Dopo gli ultimi applausi vado a scrivere la mia email nel foglio per la newsletter. Guardo di sottecchi l’altro foglio, quello della solidarietà attiva, la disponibilità al presidio, ma non lo firmo. Poi mi aggiro spaesato tra i capannelli che si salutano allegri, finché non incrocio un volto conosciuto, un’amica della notte dei tempi, di quando facevo ancora “politica attiva”, uno di quei rapporti da ragazzi che si stringono e poi si disfano senza rendersi nemmeno conto.

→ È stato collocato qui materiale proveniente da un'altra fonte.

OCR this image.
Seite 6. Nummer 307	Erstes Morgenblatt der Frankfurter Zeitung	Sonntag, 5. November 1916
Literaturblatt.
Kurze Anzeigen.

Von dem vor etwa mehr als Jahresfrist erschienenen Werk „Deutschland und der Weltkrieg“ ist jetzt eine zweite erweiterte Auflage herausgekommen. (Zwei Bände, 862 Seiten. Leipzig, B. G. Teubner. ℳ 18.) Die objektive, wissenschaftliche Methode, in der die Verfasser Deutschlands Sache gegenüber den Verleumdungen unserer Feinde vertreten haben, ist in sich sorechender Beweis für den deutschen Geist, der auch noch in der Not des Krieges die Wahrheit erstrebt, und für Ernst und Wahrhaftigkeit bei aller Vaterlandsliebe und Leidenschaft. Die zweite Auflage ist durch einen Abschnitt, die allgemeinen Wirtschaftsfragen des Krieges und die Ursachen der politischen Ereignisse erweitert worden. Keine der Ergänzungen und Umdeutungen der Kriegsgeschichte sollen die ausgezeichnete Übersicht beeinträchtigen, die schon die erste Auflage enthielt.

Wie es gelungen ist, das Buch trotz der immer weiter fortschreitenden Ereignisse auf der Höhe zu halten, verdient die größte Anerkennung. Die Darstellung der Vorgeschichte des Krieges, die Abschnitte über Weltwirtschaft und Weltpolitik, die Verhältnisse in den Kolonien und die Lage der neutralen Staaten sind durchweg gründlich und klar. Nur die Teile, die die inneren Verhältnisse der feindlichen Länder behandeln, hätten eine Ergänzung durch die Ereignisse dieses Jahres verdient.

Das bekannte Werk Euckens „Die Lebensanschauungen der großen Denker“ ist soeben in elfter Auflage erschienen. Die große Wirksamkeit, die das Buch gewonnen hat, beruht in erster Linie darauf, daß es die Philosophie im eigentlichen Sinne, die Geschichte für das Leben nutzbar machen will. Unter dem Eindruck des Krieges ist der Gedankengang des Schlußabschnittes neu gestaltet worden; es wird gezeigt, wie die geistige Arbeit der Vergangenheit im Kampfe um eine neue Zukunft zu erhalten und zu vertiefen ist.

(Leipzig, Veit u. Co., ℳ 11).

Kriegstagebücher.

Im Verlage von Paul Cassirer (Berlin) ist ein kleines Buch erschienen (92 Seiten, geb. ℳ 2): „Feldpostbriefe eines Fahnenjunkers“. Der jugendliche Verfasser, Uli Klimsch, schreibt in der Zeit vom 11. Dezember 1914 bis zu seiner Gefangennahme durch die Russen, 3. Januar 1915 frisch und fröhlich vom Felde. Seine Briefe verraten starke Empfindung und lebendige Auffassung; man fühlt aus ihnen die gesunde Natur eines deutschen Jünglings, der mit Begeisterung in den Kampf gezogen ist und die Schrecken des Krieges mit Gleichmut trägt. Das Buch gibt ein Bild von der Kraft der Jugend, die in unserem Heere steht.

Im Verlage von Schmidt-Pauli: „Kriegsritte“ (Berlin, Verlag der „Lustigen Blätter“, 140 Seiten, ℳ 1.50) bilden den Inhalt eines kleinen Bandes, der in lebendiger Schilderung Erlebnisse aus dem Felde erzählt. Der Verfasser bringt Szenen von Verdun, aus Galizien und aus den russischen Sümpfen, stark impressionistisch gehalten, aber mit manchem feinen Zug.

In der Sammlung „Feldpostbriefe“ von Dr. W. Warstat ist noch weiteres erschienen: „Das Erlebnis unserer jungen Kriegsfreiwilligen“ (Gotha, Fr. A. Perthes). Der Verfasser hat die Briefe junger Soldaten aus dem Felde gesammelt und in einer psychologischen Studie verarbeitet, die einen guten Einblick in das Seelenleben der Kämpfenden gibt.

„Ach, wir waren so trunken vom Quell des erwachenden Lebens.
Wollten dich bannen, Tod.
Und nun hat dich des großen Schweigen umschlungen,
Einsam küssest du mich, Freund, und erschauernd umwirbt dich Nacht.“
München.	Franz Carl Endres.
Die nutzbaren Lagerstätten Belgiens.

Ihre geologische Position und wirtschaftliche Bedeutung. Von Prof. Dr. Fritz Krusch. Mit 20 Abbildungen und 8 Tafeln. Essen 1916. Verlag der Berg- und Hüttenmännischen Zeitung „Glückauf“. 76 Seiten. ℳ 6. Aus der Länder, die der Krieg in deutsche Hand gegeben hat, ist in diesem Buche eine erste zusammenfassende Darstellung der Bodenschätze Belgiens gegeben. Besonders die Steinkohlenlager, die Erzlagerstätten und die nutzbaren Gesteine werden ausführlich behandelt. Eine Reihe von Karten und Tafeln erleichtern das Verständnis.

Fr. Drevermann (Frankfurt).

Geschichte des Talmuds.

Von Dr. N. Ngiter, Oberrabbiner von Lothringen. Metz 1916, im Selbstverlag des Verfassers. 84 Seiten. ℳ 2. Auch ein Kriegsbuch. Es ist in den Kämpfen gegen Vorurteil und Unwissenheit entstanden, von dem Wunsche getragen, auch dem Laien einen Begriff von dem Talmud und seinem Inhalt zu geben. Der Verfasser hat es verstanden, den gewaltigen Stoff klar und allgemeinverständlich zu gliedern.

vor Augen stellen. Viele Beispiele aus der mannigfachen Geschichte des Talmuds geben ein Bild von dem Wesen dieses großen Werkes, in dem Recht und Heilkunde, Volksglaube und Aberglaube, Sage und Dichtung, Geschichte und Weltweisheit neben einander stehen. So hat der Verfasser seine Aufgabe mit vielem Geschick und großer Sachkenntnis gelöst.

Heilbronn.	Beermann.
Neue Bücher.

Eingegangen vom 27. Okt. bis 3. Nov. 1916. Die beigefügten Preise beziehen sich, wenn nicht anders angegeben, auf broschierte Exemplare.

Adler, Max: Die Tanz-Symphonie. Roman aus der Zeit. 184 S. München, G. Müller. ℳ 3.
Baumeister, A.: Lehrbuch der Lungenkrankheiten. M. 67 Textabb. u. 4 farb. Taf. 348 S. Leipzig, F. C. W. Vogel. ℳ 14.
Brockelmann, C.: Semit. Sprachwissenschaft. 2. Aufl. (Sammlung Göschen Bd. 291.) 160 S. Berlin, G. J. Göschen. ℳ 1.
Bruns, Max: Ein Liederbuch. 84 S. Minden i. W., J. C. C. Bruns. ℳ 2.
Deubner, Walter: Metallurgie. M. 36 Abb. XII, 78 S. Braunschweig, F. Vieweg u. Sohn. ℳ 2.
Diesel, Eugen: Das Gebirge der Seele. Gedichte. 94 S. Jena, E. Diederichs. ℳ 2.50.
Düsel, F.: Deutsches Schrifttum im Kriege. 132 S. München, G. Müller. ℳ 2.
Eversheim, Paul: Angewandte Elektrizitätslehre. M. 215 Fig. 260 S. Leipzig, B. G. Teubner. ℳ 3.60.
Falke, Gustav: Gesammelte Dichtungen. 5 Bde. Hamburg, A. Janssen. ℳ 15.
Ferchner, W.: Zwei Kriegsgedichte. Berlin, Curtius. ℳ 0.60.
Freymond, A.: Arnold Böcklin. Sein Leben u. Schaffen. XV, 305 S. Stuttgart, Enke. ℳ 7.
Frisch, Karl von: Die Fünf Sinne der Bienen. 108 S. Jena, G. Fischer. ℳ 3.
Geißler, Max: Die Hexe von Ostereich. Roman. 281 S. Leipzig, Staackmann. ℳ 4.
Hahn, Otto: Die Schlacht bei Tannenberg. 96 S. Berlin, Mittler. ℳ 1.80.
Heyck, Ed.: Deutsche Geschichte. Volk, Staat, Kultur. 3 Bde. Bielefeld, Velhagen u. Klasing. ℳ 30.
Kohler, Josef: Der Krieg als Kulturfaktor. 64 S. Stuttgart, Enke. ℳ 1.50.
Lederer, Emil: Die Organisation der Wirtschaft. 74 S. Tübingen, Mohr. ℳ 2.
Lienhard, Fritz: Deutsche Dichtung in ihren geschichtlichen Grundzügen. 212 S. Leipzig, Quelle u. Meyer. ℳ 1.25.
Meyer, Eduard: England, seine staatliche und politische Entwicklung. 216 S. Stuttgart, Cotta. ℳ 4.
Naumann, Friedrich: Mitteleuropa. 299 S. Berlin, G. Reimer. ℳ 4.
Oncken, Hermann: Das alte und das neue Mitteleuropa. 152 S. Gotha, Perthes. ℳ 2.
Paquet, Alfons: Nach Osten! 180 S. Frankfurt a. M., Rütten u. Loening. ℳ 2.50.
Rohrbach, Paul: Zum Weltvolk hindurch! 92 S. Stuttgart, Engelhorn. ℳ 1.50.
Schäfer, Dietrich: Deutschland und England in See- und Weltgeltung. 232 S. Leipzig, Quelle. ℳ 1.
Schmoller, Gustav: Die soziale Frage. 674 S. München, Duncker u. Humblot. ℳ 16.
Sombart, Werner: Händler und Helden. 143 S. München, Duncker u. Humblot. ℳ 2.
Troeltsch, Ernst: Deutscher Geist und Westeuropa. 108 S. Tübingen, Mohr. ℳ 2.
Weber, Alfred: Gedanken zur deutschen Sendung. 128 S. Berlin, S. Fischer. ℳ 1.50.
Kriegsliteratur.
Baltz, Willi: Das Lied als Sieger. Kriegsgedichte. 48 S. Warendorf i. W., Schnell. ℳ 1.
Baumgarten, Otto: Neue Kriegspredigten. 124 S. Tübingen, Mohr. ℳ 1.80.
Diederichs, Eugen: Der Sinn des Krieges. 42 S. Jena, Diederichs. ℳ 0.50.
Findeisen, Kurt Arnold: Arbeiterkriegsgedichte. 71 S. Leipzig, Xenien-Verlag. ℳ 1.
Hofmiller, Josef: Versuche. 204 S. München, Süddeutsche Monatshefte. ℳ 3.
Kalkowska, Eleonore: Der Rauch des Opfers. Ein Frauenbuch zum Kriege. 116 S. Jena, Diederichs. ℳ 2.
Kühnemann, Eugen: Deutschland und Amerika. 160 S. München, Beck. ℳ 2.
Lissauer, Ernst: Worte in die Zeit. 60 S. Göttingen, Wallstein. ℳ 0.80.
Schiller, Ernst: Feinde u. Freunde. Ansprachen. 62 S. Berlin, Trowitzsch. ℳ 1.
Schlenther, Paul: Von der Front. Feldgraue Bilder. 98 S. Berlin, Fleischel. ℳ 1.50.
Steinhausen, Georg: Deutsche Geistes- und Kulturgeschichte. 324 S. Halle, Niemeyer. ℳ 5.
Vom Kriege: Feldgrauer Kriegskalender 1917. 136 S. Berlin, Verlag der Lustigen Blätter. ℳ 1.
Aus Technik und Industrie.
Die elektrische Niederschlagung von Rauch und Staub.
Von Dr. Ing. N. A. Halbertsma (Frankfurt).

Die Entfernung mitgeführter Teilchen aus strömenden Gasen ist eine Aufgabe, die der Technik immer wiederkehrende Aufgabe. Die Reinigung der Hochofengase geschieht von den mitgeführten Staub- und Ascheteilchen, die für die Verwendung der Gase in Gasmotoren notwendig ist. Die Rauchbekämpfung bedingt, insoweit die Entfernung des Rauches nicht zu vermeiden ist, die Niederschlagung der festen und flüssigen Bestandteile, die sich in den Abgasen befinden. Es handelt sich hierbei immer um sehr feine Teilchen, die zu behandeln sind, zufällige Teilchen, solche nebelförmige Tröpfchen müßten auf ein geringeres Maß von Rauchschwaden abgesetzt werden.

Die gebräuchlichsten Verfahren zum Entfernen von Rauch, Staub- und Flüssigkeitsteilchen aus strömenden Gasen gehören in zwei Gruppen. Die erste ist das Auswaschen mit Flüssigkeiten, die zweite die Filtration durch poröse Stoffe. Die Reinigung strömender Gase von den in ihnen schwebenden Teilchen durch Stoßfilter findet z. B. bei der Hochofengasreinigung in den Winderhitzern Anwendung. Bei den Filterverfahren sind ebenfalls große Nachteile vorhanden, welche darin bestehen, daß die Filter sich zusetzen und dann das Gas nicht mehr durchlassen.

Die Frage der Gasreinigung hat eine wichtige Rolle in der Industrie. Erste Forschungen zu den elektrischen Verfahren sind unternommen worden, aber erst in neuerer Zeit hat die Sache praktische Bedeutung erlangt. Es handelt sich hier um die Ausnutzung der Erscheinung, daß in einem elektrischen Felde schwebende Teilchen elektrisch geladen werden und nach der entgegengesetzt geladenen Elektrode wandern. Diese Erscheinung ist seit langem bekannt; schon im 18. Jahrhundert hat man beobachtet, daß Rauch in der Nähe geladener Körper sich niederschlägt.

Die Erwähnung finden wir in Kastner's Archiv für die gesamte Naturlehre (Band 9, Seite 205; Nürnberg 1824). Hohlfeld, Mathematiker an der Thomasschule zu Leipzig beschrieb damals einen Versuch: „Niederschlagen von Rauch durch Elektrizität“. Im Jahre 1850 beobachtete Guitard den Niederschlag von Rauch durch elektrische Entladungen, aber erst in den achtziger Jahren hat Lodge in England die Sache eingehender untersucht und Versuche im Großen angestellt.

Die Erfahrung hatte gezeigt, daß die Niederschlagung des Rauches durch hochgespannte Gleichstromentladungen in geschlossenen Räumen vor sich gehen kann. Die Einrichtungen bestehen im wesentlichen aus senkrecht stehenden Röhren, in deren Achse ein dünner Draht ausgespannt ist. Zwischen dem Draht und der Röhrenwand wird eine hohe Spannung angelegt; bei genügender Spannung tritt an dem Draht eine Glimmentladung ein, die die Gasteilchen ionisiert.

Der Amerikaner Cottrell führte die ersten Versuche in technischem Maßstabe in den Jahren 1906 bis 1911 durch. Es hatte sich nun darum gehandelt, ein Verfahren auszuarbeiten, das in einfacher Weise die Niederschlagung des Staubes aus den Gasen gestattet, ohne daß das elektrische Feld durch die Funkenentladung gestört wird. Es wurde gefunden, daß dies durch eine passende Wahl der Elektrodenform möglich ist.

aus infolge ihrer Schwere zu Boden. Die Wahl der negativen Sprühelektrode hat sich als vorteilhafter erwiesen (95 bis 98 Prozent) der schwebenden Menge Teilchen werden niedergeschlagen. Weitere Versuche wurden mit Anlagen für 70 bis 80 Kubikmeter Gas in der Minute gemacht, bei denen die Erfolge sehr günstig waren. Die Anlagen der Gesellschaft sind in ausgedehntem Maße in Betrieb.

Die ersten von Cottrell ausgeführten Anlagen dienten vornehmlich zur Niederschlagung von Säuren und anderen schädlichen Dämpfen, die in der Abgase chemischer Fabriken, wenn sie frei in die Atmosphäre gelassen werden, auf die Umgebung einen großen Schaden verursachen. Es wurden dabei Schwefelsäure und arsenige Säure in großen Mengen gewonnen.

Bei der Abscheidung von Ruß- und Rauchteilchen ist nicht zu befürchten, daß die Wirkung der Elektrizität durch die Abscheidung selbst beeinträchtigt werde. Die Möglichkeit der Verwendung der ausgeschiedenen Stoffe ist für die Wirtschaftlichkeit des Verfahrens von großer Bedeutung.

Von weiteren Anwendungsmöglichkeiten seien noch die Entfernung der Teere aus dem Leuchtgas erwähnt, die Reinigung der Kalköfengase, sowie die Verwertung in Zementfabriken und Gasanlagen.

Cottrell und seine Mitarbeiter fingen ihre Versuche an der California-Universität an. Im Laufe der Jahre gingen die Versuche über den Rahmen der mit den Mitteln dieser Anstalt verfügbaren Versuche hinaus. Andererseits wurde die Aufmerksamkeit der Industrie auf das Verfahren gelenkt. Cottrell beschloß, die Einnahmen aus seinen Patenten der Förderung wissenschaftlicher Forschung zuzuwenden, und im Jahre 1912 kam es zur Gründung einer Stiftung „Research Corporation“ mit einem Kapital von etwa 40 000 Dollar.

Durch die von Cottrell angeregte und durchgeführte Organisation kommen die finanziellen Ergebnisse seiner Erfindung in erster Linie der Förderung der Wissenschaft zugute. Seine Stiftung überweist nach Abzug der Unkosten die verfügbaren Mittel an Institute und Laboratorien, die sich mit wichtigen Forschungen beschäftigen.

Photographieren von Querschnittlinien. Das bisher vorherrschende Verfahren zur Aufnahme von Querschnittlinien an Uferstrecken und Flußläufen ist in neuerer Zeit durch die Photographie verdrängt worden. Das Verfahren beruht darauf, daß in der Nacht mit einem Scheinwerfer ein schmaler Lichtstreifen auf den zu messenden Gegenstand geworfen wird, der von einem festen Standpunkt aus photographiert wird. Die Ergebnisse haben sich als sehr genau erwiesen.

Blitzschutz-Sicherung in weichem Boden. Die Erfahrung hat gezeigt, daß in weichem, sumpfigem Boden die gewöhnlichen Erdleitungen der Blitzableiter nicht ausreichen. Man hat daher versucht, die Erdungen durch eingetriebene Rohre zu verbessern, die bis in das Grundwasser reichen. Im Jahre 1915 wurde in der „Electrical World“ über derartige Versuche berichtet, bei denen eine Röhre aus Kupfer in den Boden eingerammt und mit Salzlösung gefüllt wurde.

Siamo stati insieme al G8 di Genova, passato notti a chiacchierare, una volta le chiesi “ti va se ci baciamo?” e lei mi rispose: “preferirei di no” – erano i bei tempi antichi in cui l’imbarazzo ce lo potevamo leggere in faccia. Non ricordo sei poi continuammo a chiacchierare oppure me ne andai.

 

Cerco di raccontarmi che non è un caso, se dopo un abisso di quindici anni, ci rincontriamo proprio qui. Lei mi spiega che è tornata dopo anni da Città del Messico per assistere i genitori anziani durante il lockdown. Rispondo con qualche notizia, poche parole surreali che coprono metà della mia vita, un libro che ho pubblicato (lì per lì nemmeno mi ricordo che c’è un personaggio ispirato a lei).

Cerco di esprimere, malamente e in poche parole, il coacervo di emozioni e idee che mi premono alla coscienza. Sono sicuro che è inutile, non mi sto spiegando.

Invece risponde “sì, è difficile anche per me. Come vedi è una situazione… un po’ maschia. Ma si starà a vedere”.